Oh, here’s another interesting tidbit. One of the professors in charge of securing funding for the study, Professor Michael Kramer of McGill University… Oh, wait, he’s not just one of the… He’s the first one listed, indicating he’s probably the main professor in charge of the study. He’s done research for The “Nestlé Nutrition Workshop Series” (PDF). Conflict of interest, much?

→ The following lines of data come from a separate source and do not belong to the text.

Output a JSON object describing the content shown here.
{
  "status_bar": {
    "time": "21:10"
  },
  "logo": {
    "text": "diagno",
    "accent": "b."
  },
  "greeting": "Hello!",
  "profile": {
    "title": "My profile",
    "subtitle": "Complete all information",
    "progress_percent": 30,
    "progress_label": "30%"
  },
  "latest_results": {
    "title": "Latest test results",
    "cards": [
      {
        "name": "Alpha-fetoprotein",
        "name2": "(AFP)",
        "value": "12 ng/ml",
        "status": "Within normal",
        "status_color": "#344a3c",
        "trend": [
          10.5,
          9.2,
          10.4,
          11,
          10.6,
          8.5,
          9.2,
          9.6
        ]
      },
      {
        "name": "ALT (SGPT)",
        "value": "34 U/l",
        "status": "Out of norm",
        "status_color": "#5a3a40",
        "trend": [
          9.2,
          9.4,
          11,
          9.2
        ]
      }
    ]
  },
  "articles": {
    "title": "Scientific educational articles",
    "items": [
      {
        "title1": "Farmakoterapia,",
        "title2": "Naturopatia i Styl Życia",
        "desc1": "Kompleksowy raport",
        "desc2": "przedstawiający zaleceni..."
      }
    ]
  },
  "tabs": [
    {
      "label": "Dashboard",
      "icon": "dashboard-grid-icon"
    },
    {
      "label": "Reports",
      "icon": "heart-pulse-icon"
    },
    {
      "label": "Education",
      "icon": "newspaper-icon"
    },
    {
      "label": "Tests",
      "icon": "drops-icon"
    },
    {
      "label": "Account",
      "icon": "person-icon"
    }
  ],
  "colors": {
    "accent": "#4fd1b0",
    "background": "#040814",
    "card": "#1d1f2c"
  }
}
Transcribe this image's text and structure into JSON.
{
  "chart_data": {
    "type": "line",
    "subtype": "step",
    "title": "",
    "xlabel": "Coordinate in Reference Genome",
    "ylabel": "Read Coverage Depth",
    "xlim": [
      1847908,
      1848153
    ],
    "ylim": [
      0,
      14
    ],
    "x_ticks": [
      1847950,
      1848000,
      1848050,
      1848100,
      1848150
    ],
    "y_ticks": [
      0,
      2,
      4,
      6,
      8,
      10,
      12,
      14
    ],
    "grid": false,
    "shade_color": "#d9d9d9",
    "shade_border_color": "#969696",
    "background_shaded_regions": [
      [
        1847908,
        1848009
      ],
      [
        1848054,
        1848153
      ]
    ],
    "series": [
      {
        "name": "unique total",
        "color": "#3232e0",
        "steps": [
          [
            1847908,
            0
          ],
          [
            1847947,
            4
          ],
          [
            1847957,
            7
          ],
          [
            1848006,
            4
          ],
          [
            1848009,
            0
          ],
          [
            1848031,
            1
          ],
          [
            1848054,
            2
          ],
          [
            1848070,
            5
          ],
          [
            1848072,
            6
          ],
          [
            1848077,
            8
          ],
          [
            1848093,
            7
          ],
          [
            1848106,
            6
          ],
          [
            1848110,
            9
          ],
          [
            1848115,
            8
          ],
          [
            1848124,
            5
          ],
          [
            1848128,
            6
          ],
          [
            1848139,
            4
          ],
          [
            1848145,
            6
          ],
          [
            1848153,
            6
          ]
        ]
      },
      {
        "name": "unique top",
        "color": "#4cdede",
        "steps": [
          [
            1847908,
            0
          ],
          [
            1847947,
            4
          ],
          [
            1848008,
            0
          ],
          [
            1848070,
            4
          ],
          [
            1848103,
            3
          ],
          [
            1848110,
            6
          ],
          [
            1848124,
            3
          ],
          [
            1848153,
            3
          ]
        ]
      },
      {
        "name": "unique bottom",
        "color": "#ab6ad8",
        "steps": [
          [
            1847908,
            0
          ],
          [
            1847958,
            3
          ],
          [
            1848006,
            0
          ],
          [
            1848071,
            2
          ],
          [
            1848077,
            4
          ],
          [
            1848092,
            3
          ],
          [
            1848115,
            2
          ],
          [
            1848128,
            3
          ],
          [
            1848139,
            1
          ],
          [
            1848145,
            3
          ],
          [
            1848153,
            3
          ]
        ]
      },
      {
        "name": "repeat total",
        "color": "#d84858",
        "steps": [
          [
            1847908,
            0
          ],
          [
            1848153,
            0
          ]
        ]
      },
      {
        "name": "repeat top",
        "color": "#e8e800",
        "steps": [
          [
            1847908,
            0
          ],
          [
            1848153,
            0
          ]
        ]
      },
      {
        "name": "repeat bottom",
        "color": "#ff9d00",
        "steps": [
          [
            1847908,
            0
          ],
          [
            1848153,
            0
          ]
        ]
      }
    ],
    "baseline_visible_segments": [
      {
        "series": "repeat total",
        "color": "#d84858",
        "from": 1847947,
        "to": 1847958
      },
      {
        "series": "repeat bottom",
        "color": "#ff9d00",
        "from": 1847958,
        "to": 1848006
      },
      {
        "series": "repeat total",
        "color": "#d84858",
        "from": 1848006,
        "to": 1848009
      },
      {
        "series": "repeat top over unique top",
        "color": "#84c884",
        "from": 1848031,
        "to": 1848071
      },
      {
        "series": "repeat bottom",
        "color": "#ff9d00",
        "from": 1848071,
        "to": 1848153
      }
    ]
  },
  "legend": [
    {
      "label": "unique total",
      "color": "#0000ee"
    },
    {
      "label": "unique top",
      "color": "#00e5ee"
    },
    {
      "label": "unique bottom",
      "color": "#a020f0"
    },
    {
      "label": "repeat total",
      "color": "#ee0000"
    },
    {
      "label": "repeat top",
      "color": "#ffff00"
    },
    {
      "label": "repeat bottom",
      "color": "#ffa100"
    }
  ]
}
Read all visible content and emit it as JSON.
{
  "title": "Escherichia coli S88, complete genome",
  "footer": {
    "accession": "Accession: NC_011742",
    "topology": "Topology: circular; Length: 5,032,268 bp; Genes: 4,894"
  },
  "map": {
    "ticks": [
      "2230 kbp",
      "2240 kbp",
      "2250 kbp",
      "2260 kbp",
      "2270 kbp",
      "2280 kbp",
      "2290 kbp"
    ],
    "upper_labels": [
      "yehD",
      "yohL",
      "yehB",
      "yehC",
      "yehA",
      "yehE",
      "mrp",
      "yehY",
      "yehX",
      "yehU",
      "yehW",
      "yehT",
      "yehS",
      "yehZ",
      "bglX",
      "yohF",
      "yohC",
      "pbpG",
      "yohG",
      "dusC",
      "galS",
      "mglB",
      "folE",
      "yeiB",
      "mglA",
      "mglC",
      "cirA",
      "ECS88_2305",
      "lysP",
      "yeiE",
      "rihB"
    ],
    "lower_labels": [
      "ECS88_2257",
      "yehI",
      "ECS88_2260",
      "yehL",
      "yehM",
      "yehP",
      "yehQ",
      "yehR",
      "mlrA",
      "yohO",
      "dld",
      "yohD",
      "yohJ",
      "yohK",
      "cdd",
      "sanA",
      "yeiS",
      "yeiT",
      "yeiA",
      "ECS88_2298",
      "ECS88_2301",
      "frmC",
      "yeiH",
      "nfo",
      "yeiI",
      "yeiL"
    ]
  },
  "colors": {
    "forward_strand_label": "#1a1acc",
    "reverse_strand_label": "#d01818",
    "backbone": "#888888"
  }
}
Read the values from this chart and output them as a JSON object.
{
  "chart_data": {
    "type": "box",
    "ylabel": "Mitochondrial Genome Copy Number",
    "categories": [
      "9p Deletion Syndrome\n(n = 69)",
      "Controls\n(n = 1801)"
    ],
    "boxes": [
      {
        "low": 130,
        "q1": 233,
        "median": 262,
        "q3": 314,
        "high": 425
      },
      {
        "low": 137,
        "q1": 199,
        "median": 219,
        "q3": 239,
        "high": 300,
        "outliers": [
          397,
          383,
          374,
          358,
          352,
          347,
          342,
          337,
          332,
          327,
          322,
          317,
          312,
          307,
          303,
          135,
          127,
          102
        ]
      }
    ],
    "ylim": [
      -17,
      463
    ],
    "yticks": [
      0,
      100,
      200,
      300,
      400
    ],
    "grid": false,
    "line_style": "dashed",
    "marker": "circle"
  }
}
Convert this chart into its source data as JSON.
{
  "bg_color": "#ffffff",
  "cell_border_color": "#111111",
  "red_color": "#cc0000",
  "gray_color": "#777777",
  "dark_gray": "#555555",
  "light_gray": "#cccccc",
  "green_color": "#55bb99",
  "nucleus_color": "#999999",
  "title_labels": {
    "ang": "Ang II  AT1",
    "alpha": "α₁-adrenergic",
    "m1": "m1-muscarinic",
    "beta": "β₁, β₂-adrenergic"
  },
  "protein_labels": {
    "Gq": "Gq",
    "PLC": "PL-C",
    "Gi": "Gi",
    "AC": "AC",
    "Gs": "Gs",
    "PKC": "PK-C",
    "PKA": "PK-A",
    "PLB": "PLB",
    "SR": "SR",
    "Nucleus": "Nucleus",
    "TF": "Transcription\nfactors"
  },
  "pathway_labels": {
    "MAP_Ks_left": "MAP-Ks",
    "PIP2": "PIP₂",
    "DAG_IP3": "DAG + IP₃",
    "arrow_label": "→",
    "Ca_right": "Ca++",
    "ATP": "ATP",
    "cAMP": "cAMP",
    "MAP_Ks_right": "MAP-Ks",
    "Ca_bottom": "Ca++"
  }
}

Nestlé is powerful enough to influence the truth. They’ve already done it (and continue to do it) fabulously well (for them) in their marketing practices in third world countries. For first world countries, a more sophisticated approach is needed, one that appears more credible than mere WHO-code-violating television commercials. The first-world approach seems to involve funding legitimate-sounding studies, and if not the studies themselves, then the conclusions drawn from them years later, with claims that they are the “largest randomized trials ever undertaken in the area of human lactation.” Pretty lofty, important-sounding claims! I suppose any conclusions drawn from them must be the truth, right? Who knows?
Here’s an exercise to bring this concept of Nestlé’s pervasive influence around the world further home, especially for those of you who boycott Nestlé. These are some of Nestlé’s brands, some of which don’t say “Nestlé” explicitly on them. Can you honestly say you don’t have a single one in your home? Or that you haven’t bought one in, say, the last week?
Remember this: Always question. Never stop. If the conclusions drawn by a study were paid for (even if only in part) by someone selling formula (i.e., Nestle), those same conclusions may lack credibility.
(I am still finishing up that Breastfeeding Promotion Act action post I’ve been promising you, dear readers. Don’t despair.)